Clinical Trial Details — Status: Recruiting

Administrative data

• NCT number: NCT06034275
• Other study ID #: VNC-943-101
• Status: Recruiting
• Phase: Phase 1
• Start date: September 13, 2023
• Est. completion date: December 31, 2025

Study information

• Verified date: January 2024
• Source: Vincerx Pharma, Inc.
• Contact: Vincerx Clinical Trials Contact
• Phone: 16508006676
• Email: clinicaltrials[@]vincerx.com
• Is FDA regulated: No
• Study type: Interventional

Clinical Trial Summary

Dose Escalation - Determine the maximum tolerated dose (MTD), if possible, or minimum optimal biologic dose (OBD), and evaluate the safety and tolerability of VIP943 in subjects with advanced CD123+ hematologic malignancies

Description:

Relapsed or refractory AML, MDS, or B-ALL subjects who are CD123 positive. Subjects must have exhausted all available standard therapies or be deemed ineligible for potential available therapies.

Recruitment information / eligibility

• Status: Recruiting
• Enrollment: 36
• Est. completion date: December 31, 2025
• Est. primary completion date: May 30, 2025
• Accepts healthy volunteers: No
• Gender: All
• Age group: 18 Years and older

Eligibility

Inclusion Criteria:

• Histologically confirmed AML, B-ALL or MDS. Subjects must have exhausted all available standard therapies or be deemed ineligible for potential available therapies.

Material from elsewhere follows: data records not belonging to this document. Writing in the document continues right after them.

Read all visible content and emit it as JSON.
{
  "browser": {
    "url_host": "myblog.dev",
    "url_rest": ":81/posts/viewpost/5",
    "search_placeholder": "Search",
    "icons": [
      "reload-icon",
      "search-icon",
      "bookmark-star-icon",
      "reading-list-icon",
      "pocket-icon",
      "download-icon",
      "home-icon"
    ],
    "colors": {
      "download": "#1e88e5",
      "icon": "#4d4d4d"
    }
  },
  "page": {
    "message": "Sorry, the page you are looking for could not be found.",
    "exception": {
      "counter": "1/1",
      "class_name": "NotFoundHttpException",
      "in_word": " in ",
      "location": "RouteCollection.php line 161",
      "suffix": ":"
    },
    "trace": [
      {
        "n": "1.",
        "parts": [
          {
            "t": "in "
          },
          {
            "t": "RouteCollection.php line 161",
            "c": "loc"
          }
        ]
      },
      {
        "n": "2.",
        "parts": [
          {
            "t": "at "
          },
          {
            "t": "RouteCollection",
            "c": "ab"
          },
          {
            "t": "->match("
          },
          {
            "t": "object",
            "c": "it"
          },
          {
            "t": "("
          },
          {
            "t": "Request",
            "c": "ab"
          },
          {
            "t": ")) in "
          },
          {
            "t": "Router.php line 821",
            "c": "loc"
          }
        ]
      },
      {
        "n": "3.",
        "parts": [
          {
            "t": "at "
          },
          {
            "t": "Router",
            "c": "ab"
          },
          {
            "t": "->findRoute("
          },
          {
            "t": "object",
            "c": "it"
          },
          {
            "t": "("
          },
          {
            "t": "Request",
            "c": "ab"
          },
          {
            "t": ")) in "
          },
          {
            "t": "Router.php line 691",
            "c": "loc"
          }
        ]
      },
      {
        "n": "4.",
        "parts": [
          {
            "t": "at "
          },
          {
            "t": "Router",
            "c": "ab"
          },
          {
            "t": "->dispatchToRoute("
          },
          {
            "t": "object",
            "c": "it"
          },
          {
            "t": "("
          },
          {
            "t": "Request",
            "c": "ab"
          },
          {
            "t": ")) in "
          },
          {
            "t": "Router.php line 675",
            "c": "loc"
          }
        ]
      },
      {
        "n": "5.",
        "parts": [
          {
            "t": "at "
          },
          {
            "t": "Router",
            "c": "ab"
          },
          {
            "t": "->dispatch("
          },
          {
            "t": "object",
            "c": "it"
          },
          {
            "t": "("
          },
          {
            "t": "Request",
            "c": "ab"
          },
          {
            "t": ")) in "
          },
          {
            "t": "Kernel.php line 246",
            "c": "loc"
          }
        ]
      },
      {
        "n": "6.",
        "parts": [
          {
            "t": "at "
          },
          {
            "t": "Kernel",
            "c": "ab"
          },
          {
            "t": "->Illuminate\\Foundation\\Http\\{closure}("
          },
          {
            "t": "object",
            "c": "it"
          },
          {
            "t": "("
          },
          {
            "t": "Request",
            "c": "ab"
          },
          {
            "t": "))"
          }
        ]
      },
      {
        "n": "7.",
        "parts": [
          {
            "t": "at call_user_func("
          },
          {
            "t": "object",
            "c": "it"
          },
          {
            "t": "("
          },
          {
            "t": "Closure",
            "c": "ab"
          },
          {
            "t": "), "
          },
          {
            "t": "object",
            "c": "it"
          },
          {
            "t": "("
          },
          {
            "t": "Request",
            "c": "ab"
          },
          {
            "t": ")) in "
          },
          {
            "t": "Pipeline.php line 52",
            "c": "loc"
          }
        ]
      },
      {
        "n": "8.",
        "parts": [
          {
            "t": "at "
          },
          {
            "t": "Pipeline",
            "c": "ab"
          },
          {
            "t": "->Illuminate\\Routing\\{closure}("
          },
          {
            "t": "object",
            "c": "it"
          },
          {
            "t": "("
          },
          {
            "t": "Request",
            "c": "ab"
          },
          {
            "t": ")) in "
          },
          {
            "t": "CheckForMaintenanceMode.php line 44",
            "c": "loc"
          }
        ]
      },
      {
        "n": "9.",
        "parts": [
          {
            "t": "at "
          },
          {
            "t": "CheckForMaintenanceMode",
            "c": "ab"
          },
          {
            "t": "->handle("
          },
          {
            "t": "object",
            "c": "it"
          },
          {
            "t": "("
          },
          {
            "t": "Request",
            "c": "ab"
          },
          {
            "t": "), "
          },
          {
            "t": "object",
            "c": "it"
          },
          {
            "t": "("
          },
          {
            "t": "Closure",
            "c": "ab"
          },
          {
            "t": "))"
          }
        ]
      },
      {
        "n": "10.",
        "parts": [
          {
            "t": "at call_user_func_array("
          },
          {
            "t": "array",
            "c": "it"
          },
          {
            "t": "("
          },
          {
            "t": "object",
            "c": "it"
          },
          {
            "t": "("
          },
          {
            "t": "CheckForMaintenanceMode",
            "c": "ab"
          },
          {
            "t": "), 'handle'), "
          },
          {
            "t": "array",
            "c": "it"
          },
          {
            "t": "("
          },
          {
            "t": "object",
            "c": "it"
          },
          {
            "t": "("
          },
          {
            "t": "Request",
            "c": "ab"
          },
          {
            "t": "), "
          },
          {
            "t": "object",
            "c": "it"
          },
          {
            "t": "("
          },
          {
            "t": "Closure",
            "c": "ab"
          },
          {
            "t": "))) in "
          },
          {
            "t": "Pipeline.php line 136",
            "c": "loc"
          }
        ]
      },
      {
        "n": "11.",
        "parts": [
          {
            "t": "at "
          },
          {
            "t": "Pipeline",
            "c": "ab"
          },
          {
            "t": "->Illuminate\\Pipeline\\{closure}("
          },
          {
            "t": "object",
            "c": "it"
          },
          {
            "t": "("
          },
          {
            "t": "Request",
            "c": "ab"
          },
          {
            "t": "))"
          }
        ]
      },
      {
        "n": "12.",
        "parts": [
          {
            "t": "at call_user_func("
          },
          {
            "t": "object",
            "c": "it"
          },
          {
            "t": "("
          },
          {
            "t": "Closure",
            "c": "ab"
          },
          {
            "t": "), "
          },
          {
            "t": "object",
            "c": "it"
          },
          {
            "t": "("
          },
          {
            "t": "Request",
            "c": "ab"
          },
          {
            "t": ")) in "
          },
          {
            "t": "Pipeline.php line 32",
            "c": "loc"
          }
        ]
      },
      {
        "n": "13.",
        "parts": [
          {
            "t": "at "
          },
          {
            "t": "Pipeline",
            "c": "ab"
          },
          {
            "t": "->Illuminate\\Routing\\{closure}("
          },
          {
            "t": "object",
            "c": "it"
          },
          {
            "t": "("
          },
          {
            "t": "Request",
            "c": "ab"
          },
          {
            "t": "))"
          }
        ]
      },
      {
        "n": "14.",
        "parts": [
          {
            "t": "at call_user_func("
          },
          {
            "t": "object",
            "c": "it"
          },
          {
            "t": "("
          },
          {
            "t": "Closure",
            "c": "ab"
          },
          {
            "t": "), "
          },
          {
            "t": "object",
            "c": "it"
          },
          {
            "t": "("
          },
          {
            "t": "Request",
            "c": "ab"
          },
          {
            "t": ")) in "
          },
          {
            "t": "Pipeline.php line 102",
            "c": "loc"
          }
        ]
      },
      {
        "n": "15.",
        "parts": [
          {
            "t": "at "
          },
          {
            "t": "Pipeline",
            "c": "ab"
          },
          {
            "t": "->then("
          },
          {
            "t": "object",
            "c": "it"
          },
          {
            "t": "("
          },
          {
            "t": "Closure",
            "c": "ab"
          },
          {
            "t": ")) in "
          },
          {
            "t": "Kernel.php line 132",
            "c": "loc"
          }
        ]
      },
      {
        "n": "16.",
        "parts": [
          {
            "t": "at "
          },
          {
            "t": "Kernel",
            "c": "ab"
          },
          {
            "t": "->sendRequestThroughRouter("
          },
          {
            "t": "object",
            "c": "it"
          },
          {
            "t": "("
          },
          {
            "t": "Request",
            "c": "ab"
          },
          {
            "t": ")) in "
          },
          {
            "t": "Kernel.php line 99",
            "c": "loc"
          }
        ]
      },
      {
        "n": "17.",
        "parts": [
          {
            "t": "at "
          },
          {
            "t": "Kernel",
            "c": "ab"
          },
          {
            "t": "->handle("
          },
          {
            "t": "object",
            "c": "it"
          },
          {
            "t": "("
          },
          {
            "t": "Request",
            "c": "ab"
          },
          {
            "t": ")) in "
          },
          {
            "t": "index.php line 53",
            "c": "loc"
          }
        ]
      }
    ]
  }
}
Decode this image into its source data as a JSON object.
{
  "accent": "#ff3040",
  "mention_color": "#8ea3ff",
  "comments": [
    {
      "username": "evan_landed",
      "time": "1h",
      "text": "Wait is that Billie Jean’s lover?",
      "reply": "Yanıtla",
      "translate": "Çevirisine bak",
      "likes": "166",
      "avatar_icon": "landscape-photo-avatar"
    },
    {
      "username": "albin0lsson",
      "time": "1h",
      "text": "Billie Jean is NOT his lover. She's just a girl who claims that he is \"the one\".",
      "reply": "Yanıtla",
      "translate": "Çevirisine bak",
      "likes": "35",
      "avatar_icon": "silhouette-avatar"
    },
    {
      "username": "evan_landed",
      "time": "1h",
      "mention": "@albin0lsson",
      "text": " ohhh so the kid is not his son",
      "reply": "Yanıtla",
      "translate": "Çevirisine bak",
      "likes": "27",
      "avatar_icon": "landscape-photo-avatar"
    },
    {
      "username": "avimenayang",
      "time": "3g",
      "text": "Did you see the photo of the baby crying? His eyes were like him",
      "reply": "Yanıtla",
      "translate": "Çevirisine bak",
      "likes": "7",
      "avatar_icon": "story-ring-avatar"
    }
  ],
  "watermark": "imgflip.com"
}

• Evidence of =5% bone marrow or blood blasts (acute leukemia) or =5% bone marrow or blood myeloblasts (MDS) to allow for assessment of drug activity.

• Evidence of CD123 expression from a local laboratory.

• Eastern Cooperative Oncology Group (ECOG) performance status of 0 to 2

Exclusion Criteria:

• Known central nervous system (CNS) metastases and/or carcinomatous meningitis.

• Clinically significant cardiac disease including congestive heart failure > New York Heart Association (NYHA) Class II), evidence for coronary artery disease (eg, unstable angina (anginal symptoms at rest) or new-onset angina (within the last 6 months or myocardial infarction within the past 6 months before first dose.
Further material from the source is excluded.